Our study has certain limitations. First, the use of single-day stool sample collection may have reduced diagnostic sensitivity, likely leading to an underestimation of the true prevalence of STHs infections. Collecting samples over multiple days would improve detection accuracy33. Second, the relatively small sample size may limit the generalizability of the findings. Additionally, the analysis did not separate risk factors by individual STH species, despite their differing modes of transmission.
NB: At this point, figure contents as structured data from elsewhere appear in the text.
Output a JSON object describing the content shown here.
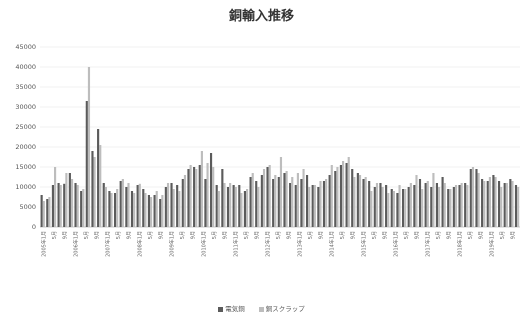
{
  "chart_data": {
    "type": "bar",
    "title": "銅輸入推移",
    "xlabel": "",
    "ylabel": "",
    "ylim": [
      0,
      45000
    ],
    "yticks": [
      "0",
      "5000",
      "10000",
      "15000",
      "20000",
      "25000",
      "30000",
      "35000",
      "40000",
      "45000"
    ],
    "grid": true,
    "legend_position": "bottom",
    "x_tick_labels": [
      "2005年1月",
      "5月",
      "9月",
      "2006年1月",
      "5月",
      "9月",
      "2007年1月",
      "5月",
      "9月",
      "2008年1月",
      "5月",
      "9月",
      "2009年1月",
      "5月",
      "9月",
      "2010年1月",
      "5月",
      "9月",
      "2011年1月",
      "5月",
      "9月",
      "2012年1月",
      "5月",
      "9月",
      "2013年1月",
      "5月",
      "9月",
      "2014年1月",
      "5月",
      "9月",
      "2015年1月",
      "5月",
      "9月",
      "2016年1月",
      "5月",
      "9月",
      "2017年1月",
      "5月",
      "9月",
      "2018年1月",
      "5月",
      "9月",
      "2019年1月",
      "5月",
      "9月"
    ],
    "series": [
      {
        "name": "電気銅",
        "color": "#5b5b5b",
        "values": [
          8000,
          7000,
          10500,
          11000,
          10800,
          13500,
          11000,
          9000,
          31500,
          19000,
          24500,
          11000,
          9000,
          8500,
          11500,
          10000,
          9000,
          10500,
          9500,
          8000,
          8000,
          7000,
          10000,
          11000,
          10500,
          12000,
          14500,
          15000,
          15500,
          12000,
          18500,
          10500,
          14500,
          10000,
          10500,
          10500,
          9000,
          12500,
          11500,
          13000,
          15000,
          12000,
          12500,
          13500,
          11000,
          10500,
          12000,
          13000,
          10500,
          10000,
          11500,
          13000,
          14000,
          15500,
          16000,
          14500,
          13500,
          12000,
          11500,
          10000,
          11000,
          10500,
          9500,
          8500,
          9500,
          10000,
          10500,
          12000,
          11000,
          10000,
          11000,
          12500,
          9500,
          10000,
          10500,
          11000,
          14500,
          14500,
          12000,
          11500,
          13000,
          11500,
          11000,
          12000,
          10500
        ]
      },
      {
        "name": "銅スクラップ",
        "color": "#bdbdbd",
        "values": [
          6500,
          7500,
          15000,
          10500,
          13500,
          12000,
          10500,
          9500,
          40000,
          17500,
          20500,
          10000,
          8500,
          9500,
          12000,
          11000,
          8500,
          10800,
          8500,
          7500,
          9000,
          8000,
          11000,
          9500,
          9000,
          13000,
          15500,
          14500,
          19000,
          16000,
          15000,
          9000,
          11000,
          11000,
          10000,
          8500,
          9500,
          13500,
          10000,
          14500,
          15500,
          13000,
          17500,
          14000,
          12500,
          13500,
          14500,
          10000,
          10500,
          11500,
          12000,
          15500,
          15000,
          16500,
          17500,
          12500,
          13000,
          12500,
          9000,
          11000,
          10000,
          8500,
          9000,
          10500,
          9500,
          11000,
          13000,
          9500,
          11500,
          13500,
          10000,
          11000,
          9500,
          10500,
          11000,
          10500,
          15000,
          13500,
          11500,
          12500,
          12500,
          10000,
          11000,
          11500,
          10000
        ]
      }
    ]
  }
}
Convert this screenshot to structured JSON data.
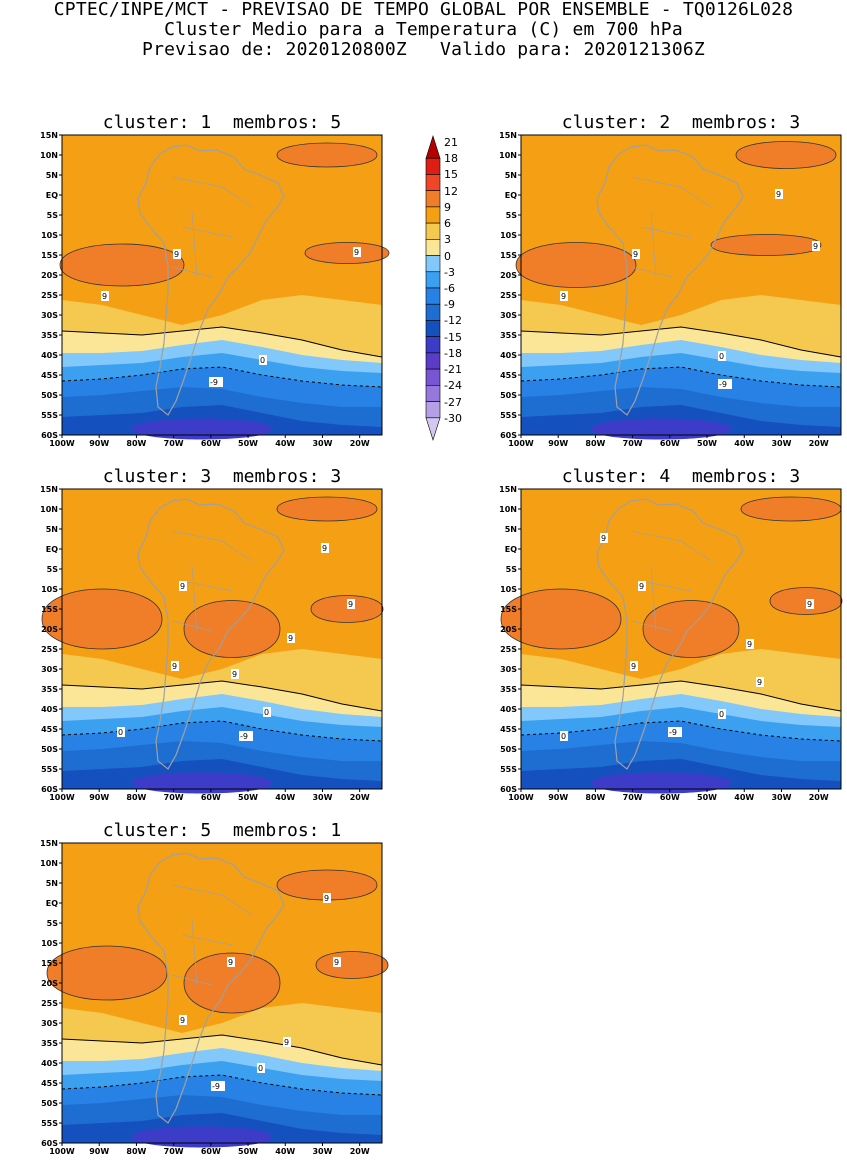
{
  "header": {
    "line1": "CPTEC/INPE/MCT - PREVISAO DE TEMPO GLOBAL POR ENSEMBLE - TQ0126L028",
    "line2": "Cluster Medio para a Temperatura (C) em 700 hPa",
    "line3": "Previsao de: 2020120800Z   Valido para: 2020121306Z"
  },
  "axes": {
    "lat_labels": [
      "15N",
      "10N",
      "5N",
      "EQ",
      "5S",
      "10S",
      "15S",
      "20S",
      "25S",
      "30S",
      "35S",
      "40S",
      "45S",
      "50S",
      "55S",
      "60S"
    ],
    "lon_labels": [
      "100W",
      "90W",
      "80W",
      "70W",
      "60W",
      "50W",
      "40W",
      "30W",
      "20W"
    ]
  },
  "colorbar": {
    "levels": [
      "21",
      "18",
      "15",
      "12",
      "9",
      "6",
      "3",
      "0",
      "-3",
      "-6",
      "-9",
      "-12",
      "-15",
      "-18",
      "-21",
      "-24",
      "-27",
      "-30"
    ],
    "colors": [
      "#b40000",
      "#dc1e14",
      "#f04628",
      "#f07d28",
      "#f5a014",
      "#f5c850",
      "#fae696",
      "#82c8fa",
      "#3ca0f0",
      "#2882e6",
      "#1e6ed2",
      "#1450be",
      "#3c3cc8",
      "#5a3cc8",
      "#7855d2",
      "#9678dc",
      "#b4a0e6",
      "#d2c8f0"
    ]
  },
  "palette": {
    "band_ge_12": "#f05a1e",
    "band_9_12": "#f07d28",
    "band_6_9": "#f5a014",
    "band_3_6": "#f5c850",
    "band_0_3": "#fae696",
    "band_m3_0": "#82c8fa",
    "band_m6_m3": "#3ca0f0",
    "band_m9_m6": "#2882e6",
    "band_m12_m9": "#1e6ed2",
    "band_m15_m12": "#1450be",
    "band_m18_m15": "#3c3cc8",
    "land": "#a0a0a0"
  },
  "panels": [
    {
      "title": "cluster: 1  membros: 5",
      "contour_labels": [
        "9",
        "9",
        "9",
        "0",
        "-9"
      ]
    },
    {
      "title": "cluster: 2  membros: 3",
      "contour_labels": [
        "9",
        "9",
        "9",
        "9",
        "0",
        "-9"
      ]
    },
    {
      "title": "cluster: 3  membros: 3",
      "contour_labels": [
        "9",
        "9",
        "9",
        "9",
        "9",
        "9",
        "0",
        "0",
        "-9"
      ]
    },
    {
      "title": "cluster: 4  membros: 3",
      "contour_labels": [
        "9",
        "9",
        "9",
        "9",
        "9",
        "9",
        "0",
        "0",
        "-9"
      ]
    },
    {
      "title": "cluster: 5  membros: 1",
      "contour_labels": [
        "9",
        "9",
        "9",
        "9",
        "9",
        "0",
        "-9"
      ]
    }
  ]
}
Future studies should consider species-specific analyses to better understand the distinct behavioral and environmental factors associated with each type of infection. A larger sample in future studies would enhance the statistical power of the results. Third, while our approach successfully generates spatial risk distribution maps, translating findings into targeted interventions remains challenging. Future work should implement back-analysis34SHAP-based feature importance35and sensitivity analysis36 to identify key environmental factors associated with STH prevalence. Model validation through targeted seasonal parasitological surveys in predicted high-risk areas is also essential. Furthermore, integrating GIS with our CNN-PCA-ANN approach would enhance our methodology by enabling real-time data collection, improving prediction accuracy, and facilitating locally-tailored interventions.

Conclusion

This study confirms STH infections remain a public health challenge among schoolchildren in rural southern Thailand, with an overall prevalence of 9.72%. Trichuris trichiura and hookworm were the predominant parasites, with mono-infections occurring more frequently than mixed infections. Poor hygiene practices, particularly not cutting nails, were significantly associated with infection risk. Our innovative predictive model integrating CNN-based land-use classification with ANN processing of PCA-refined data generated precise spatial risk distribution maps for STH infection. Comparative analyses between empirical heat maps and model outputs validated this approach. These findings demonstrate the effectiveness of combining satellite imagery analysis with machine learning for targeting public health interventions. To reduce STH burden, strengthening school-based hygiene education, improving sanitation, and implementing environmental control strategies guided by this geographic data will be essential.